A change in the air

It’s the middle of winter and over the last week the sky has been littered with clouds that span from a dull white to a deep murky purple. The frequency with which I can see my breath in the middle of the day and the odd hail shower illustrates how cold it is. What a surprise it was then to walk into the office of 30upstairs and feel the sky open up and the temperature increase several degrees until it left a pink glow on my face. A change in the air?


Truthfully I was rather close to an incandescent trio by Jade Townsend from her series, ‘She wanted to be quoted anonymously as she didn’t want all of Beijing to know she waxes her upper lip’, which with their exquisite details and glittering additions make claim to be both opulent and exploitable. The pink woven cords connect them to the multi-plug, which is also shared with the printer, and combined with the heater running on the other side of the room there is a humming that alludes to industry and consumption.

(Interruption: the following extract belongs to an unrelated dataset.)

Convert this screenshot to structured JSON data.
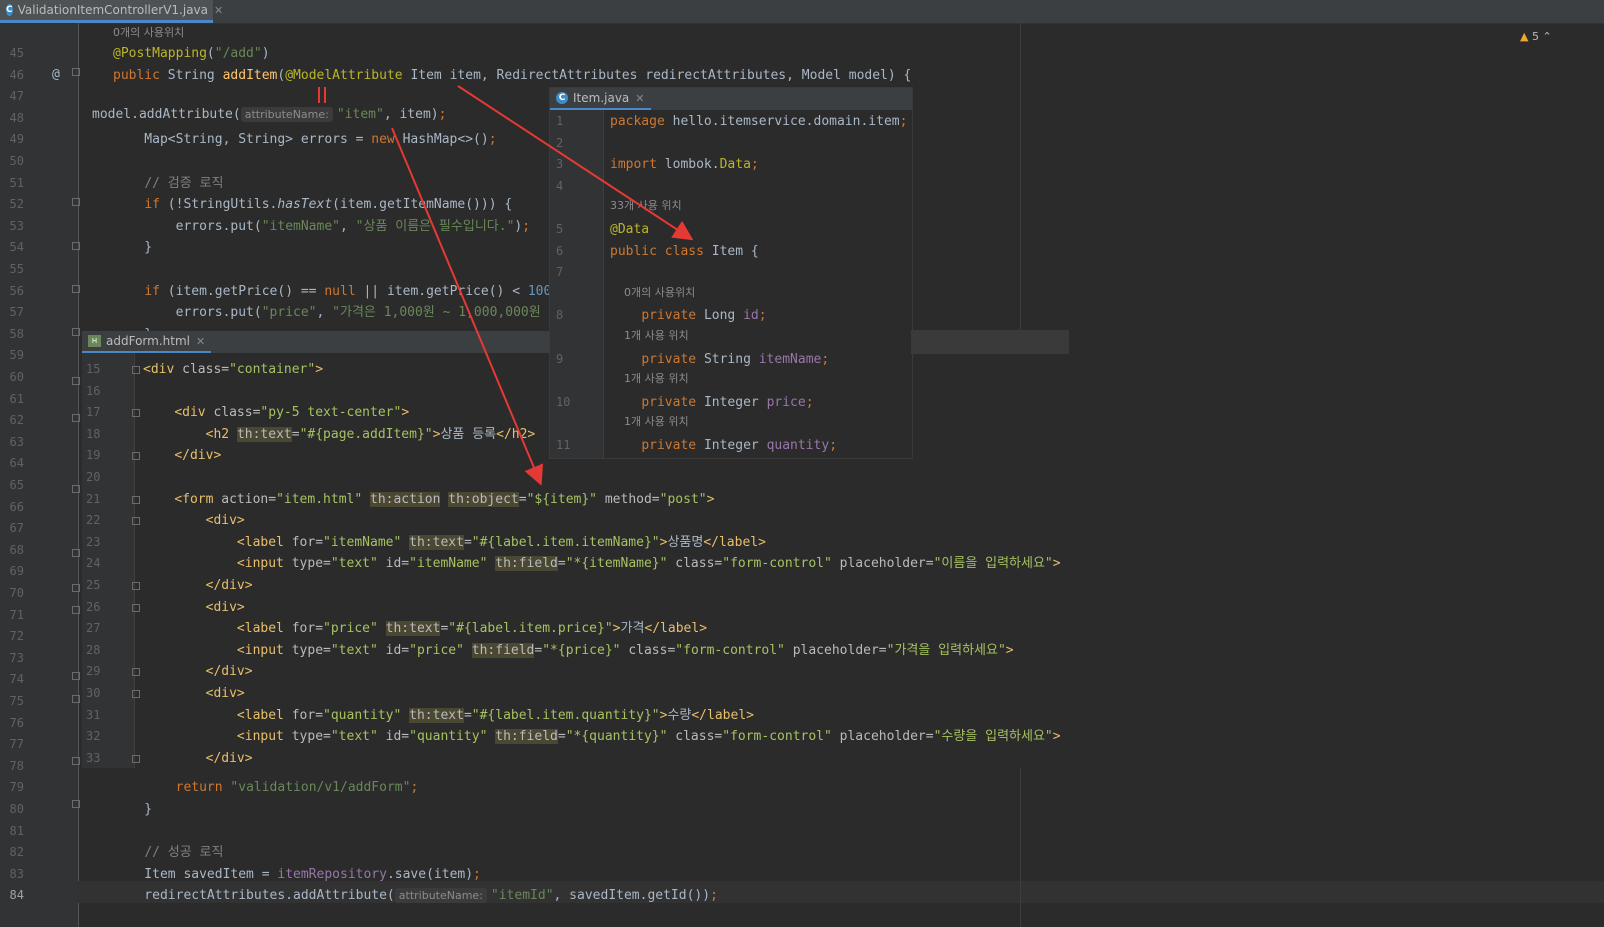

Stepping back for a breath my eye travels up to a sun centred in a rectangular blue sky. Sun by Marco Fusinato reveals what the clouds outside are obscuring. How many times as a child was I told to never look at the sun? It’s a beautiful work, detailed with thin white lines and faint bands pulsing out from the centre. I feel in some why challenged as to why it’s not a square, or why it wasn’t hung as a portrait, and decide that it’s the immensity of the sky surrounding the sun that seems to want to be unlimited by the white border and wooden frame that so abruptly cuts it off. It wants to be bigger, and as such it seems to keep shifting in scale and shape in my mind.


Running left along the wall, encouraged by the direction of the magazines on the bookshelf, I arrive at two works by Gina Jones, Untitled (Dots and two lines red), and Untitled (Dots and two lines orange), which instantly remind me of driving through road works at dusk. They contain circles and slants, a rotation in composition, and a colour switch of red on orange then orange on red. They sit above John Campbell’s light work Shit Yeah, which at couch level throws red and blue light up onto the underside of the bookshelf. I can’t help but flick up and down between the works, noticing the light from the window playing with the small circles in Jones’ work. This whole wall has hooked me in, and as I circle back to Jade’s trio of works I finally notice Unified Field Theory. White in frame with shadows suggestive of a corner or something folded, Karyn Taylor has made a work that almost disappears into wall, but reveals itself as one becomes accustomed to the placement of objects and their shadows.


Who would of thought I could be warmed up by the right hand wall of an office.